Проекты*

Получение бактерий, синтезирующих белок лёгкой цепи нейрофиламентов человека (NFL)

Работа призёра открытой городской научно-практической конференции «Старт в медицину» в секции «Биотехнология и биоинженерия»

Направление работы: Биоинженерия
Авторы работы: ГБОУ Школа № 1517
Предметы: Биология
Классы: 10 класс
Мероприятия: Открытая городская научно-практическая конференция «Старт в медицину» 2020 года

Актуальность

Цитоскелет клетки – клеточный каркас, осуществляющий опору клетки и транспорт веществ внутри неё. Цитоскелет нейронов – клеток нервной системы – состоит из нейрофиламентов, микротрубочек и актина.

Белок лёгкой цепи нейрофиламентов человека является маркером многих неврологических заболеваний, таких как болезнь Альцгеймера, болезнь Паркинсона и нейропатия периферической нервной системы. По анализу крови можно понять, когда концентрация этого белка завышена. Этот показатель служит для диагностики болезни.

Для изучения свойств белка in vitro необходимо получить этот белок в очищенном виде. Белок лёгкой цепи нейрофиламентов экспрессируется (синтезируется) в большом количестве в спинном мозге, что осложняет процедуру его получения из тканей. Используя биотехнологические методы, рекомбинантный белок получают в бактериях Escherichia coli (кишечная палочка).

Цель

Получить белок лёгкой цепи нейрофиламентов (NFL) in vitro.

Задачи

1. Изучить литературу по теме исследования.

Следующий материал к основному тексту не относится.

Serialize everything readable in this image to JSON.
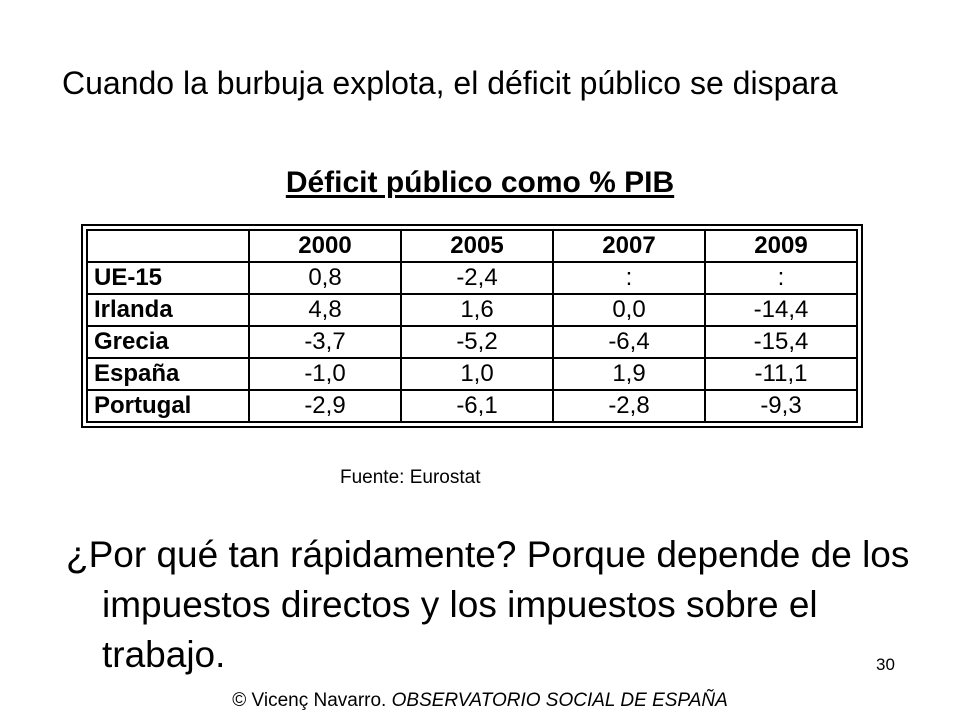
{
  "slide": {
    "heading": "Cuando la burbuja explota, el déficit público se dispara",
    "table_title": "Déficit público como % PIB",
    "source": "Fuente: Eurostat",
    "question": "¿Por qué tan rápidamente? Porque depende de los impuestos directos y los impuestos sobre el trabajo.",
    "page_number": "30",
    "footer": {
      "author": "© Vicenç Navarro.",
      "org": "OBSERVATORIO SOCIAL DE ESPAÑA"
    }
  },
  "table": {
    "header": [
      "",
      "2000",
      "2005",
      "2007",
      "2009"
    ],
    "rows": [
      {
        "label": "UE-15",
        "values": [
          "0,8",
          "-2,4",
          ":",
          ":"
        ]
      },
      {
        "label": "Irlanda",
        "values": [
          "4,8",
          "1,6",
          "0,0",
          "-14,4"
        ]
      },
      {
        "label": "Grecia",
        "values": [
          "-3,7",
          "-5,2",
          "-6,4",
          "-15,4"
        ]
      },
      {
        "label": "España",
        "values": [
          "-1,0",
          "1,0",
          "1,9",
          "-11,1"
        ]
      },
      {
        "label": "Portugal",
        "values": [
          "-2,9",
          "-6,1",
          "-2,8",
          "-9,3"
        ]
      }
    ]
  }
}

2. Получить генетически модифицированные бактерии E. coli С41, содержащие ген белка NFL.

3. Получить белок, синтезируя его в клетках бактерий.

4. Доказать наличие белка с помощью электрофореза, используя контрольный образец с белками известной молекулярной массы.                                            

Оснащение и оборудование, использованное в работе

• Компетентные клетки штамма E. coli С41

• Среда LB для культивирования E. coli С41

• Раствор плазмидной ДНК

• Стерильные пробирки на 1,8 и 15 мл

• Стерильные стаканы

• Термостатируемый шейкер

• Микроцентрифуга

• Водный термостат

• Магнитная мешалка

• Набор реактивов для электрофореза белков

• Автоматические дозаторы переменного объёма со сменными наконечниками

Описание

Автором была изучена литература, посвящённая белку лёгкой цепи нейрофиламентов и биотехнологическим способам получения белков.
Практическая часть работы состояла из 3 этапов, проводилась в ГБОУ Школа № 1517 (этапы 1 и 2) и на базе образовательного партнёра школы – ФИЦ Биотехнологии РАН (этапы 2 и 3).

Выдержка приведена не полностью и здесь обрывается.